Fairfax settles with developers

September 15, 1995|By Timothy J. Mullaney | Timothy J. Mullaney,Sun Staff Writer

Fairfax Savings Bank has quietly settled a punitive damages claim with the developers of a Westminster shopping center who claimed that the Baltimore thrift and its downtown law firm committed fraud in a real estate deal.

The developers' lawsuit had sparked an embarrassing showdown this summer with Fairfax's longtime law firm, Weinberg and Green.

Terms of the punitive damages settlement were not disclosed. But they come in addition to $7.5 million in compensation to the developers -- $2.65 million for their emotional distress, plus cancellation of the developers' $4.85 million debt to Fairfax -- awarded earlier by a trial jury.

As part of the punitive damages settlement, Fairfax agreed to abandon efforts to get courts to reconsider the $7.5 million compensatory award.

The settlement on punitive damages was reached last week, just before the battle between Fairfax and developers Charles Ellerin and Louis and Gloria Seidel was set to go to trial for the fourth time in Baltimore County Circuit Court, lawyers for both sides said.

The lawyers said Fairfax already had paid the compensatory damages, which are separate from the punitive award.

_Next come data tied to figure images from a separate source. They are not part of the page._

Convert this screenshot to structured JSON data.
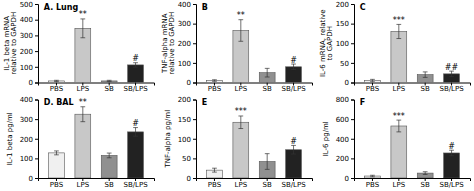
{
  "chart_data": [
    {
      "type": "bar",
      "title": "A. Lung",
      "ylabel": "IL-1 beta mRNA\nrelative to GAPDH",
      "categories": [
        "PBS",
        "LPS",
        "SB",
        "SB/LPS"
      ],
      "values": [
        10,
        345,
        10,
        112
      ],
      "errors": [
        4,
        60,
        4,
        14
      ],
      "colors": [
        "#f0f0f0",
        "#c8c8c8",
        "#909090",
        "#222222"
      ],
      "ylim": [
        0,
        500
      ],
      "yticks": [
        0,
        100,
        200,
        300,
        400,
        500
      ],
      "annotations": [
        {
          "category": "LPS",
          "text": "**"
        },
        {
          "category": "SB/LPS",
          "text": "#"
        }
      ]
    },
    {
      "type": "bar",
      "title": "B",
      "ylabel": "TNF-alpha mRNA\nrelative to GAPDH",
      "categories": [
        "PBS",
        "LPS",
        "SB",
        "SB/LPS"
      ],
      "values": [
        10,
        265,
        50,
        80
      ],
      "errors": [
        4,
        55,
        22,
        14
      ],
      "colors": [
        "#f0f0f0",
        "#c8c8c8",
        "#909090",
        "#222222"
      ],
      "ylim": [
        0,
        400
      ],
      "yticks": [
        0,
        100,
        200,
        300,
        400
      ],
      "annotations": [
        {
          "category": "LPS",
          "text": "**"
        },
        {
          "category": "SB/LPS",
          "text": "#"
        }
      ]
    },
    {
      "type": "bar",
      "title": "C",
      "ylabel": "IL-6 mRNA, relative\nto GAPDH",
      "categories": [
        "PBS",
        "LPS",
        "SB",
        "SB/LPS"
      ],
      "values": [
        5,
        130,
        20,
        22
      ],
      "errors": [
        3,
        18,
        7,
        7
      ],
      "colors": [
        "#f0f0f0",
        "#c8c8c8",
        "#909090",
        "#222222"
      ],
      "ylim": [
        0,
        200
      ],
      "yticks": [
        0,
        50,
        100,
        150,
        200
      ],
      "annotations": [
        {
          "category": "LPS",
          "text": "***"
        },
        {
          "category": "SB/LPS",
          "text": "##"
        }
      ]
    },
    {
      "type": "bar",
      "title": "D. BAL",
      "ylabel": "IL-1 beta pg/ml",
      "categories": [
        "PBS",
        "LPS",
        "SB",
        "SB/LPS"
      ],
      "values": [
        128,
        325,
        115,
        235
      ],
      "errors": [
        10,
        38,
        12,
        22
      ],
      "colors": [
        "#f0f0f0",
        "#c8c8c8",
        "#909090",
        "#222222"
      ],
      "ylim": [
        0,
        400
      ],
      "yticks": [
        0,
        100,
        200,
        300,
        400
      ],
      "annotations": [
        {
          "category": "LPS",
          "text": "**"
        },
        {
          "category": "SB/LPS",
          "text": "#"
        }
      ]
    },
    {
      "type": "bar",
      "title": "E",
      "ylabel": "TNF-alpha pg/ml",
      "categories": [
        "PBS",
        "LPS",
        "SB",
        "SB/LPS"
      ],
      "values": [
        20,
        142,
        42,
        72
      ],
      "errors": [
        5,
        16,
        20,
        11
      ],
      "colors": [
        "#f0f0f0",
        "#c8c8c8",
        "#909090",
        "#222222"
      ],
      "ylim": [
        0,
        200
      ],
      "yticks": [
        0,
        50,
        100,
        150,
        200
      ],
      "annotations": [
        {
          "category": "LPS",
          "text": "***"
        },
        {
          "category": "SB/LPS",
          "text": "#"
        }
      ]
    },
    {
      "type": "bar",
      "title": "F",
      "ylabel": "IL-6 pg/ml",
      "categories": [
        "PBS",
        "LPS",
        "SB",
        "SB/LPS"
      ],
      "values": [
        20,
        530,
        50,
        255
      ],
      "errors": [
        8,
        60,
        14,
        28
      ],
      "colors": [
        "#f0f0f0",
        "#c8c8c8",
        "#909090",
        "#222222"
      ],
      "ylim": [
        0,
        800
      ],
      "yticks": [
        0,
        200,
        400,
        600,
        800
      ],
      "annotations": [
        {
          "category": "LPS",
          "text": "***"
        },
        {
          "category": "SB/LPS",
          "text": "#"
        }
      ]
    }
  ]
}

Maryland's Court of Appeals set the stage for the latest trial in February, when it upheld a 1990 jury verdict in favor of the developers but ordered a new trial on punitive damages. The court pointed out that no Maryland law calls for criminal fines of more than $1 million and that most criminal fines for commercial fraud are $10,000 or less, far below the $6 million in punishment meted out by the jury in the third trial.

Neither Fairfax attorney George Nilson nor David Freishtat, the lawyer for the Seidels and Mr. Ellerin, would say how much Fairfax paid to settle the punitive damages portion of the case. A confidentiality agreement was part of the settlement.

"I'm not going to tell you anything about money changing hands," said Mr. Nilson. "One way to look at the settlement is that everything has got to end sometime. It was a 10-year-old case. There were risks on both sides. It pleased nobody, and therefore was probably a good settlement."

Mr. Freishtat denied that the Court of Appeals ruling, which did not mandate any limit on the award, served as a cap on punitive damages.

"We were ready to go to trial, and anxious to do so, but for a satisfactory settlement," Mr. Freishtat said. "You can't just look at the fine. . . . What would one pay to stay out of jail for 20 years?"

The case began in 1982, when the developers were attempting to develop a shopping center called Sherwood Square. They borrowed $5.7 million from Fairfax.

Ten days before the official signing of the loan agreements and the transfer of the money, the developers approved contract language saying that Mr. Ellerin and Mr. Seidel would not be personally liable for the loan after the shopping center was built. Instead, Fairfax's collateral would be the shopping center, not everything the borrowers owned, once the developers finished construction.

But the Maryland Court of Appeals eventually ruled that the documents the developers signed at the loan closing were not the documents they approved a week earlier. Instead, attorneys at Weinberg had changed them, at Fairfax's direction, to make the developers personally liable for the loan until 70 percent of the project was leased.

The center failed, so Fairfax foreclosed and attempted to enforce the personal guarantees.

Fairfax won in the first trial, in 1987, but the verdict was reversed by Maryland's Court of Special Appeals. The second trial, in 1990, resulted in a hung jury.

The third trial, also in 1990, awarded $8.65 million in cash, plus the voiding of the partners' debt, to Fairfax.

The third trial jury found that the developers had to repay the loan because the borrowers discovered the fraud after the closing and did not protest, so the personal guarantees became part of the contract.

But that jury also found that the fraud caused the developers to sign the guarantees.

The jury then awarded the developers the amount they owed Fairfax as partial compensation for the fraud, plus $2.6 million for emotional distress and miscellaneous damages.

This summer, Weinberg and Fairfax battled in a malpractice case in Montgomery County that stemmed from the Ellerin case. In that proceeding, Fairfax's lawyers added a $30 million claim tied to about $130,000 in alleged overbilling on the accounts of Fairfax's majority owner, Malcolm Berman. At one time, Mr. Berman had given the law firm up to $1 million a year in business.

Montgomery County Circuit Judge Ann S. Harrington wrote in her opinion that $20,000 of the overbilling was related to Weinberg's defense of Fairfax against the Ellerin fraud suit, Mr. Berman testified.

Judge Harrington also wrote that Weinberg, in 1987, admitted overbilling Mr. Berman more than $110,000 for accounts unrelated to the Ellerin case.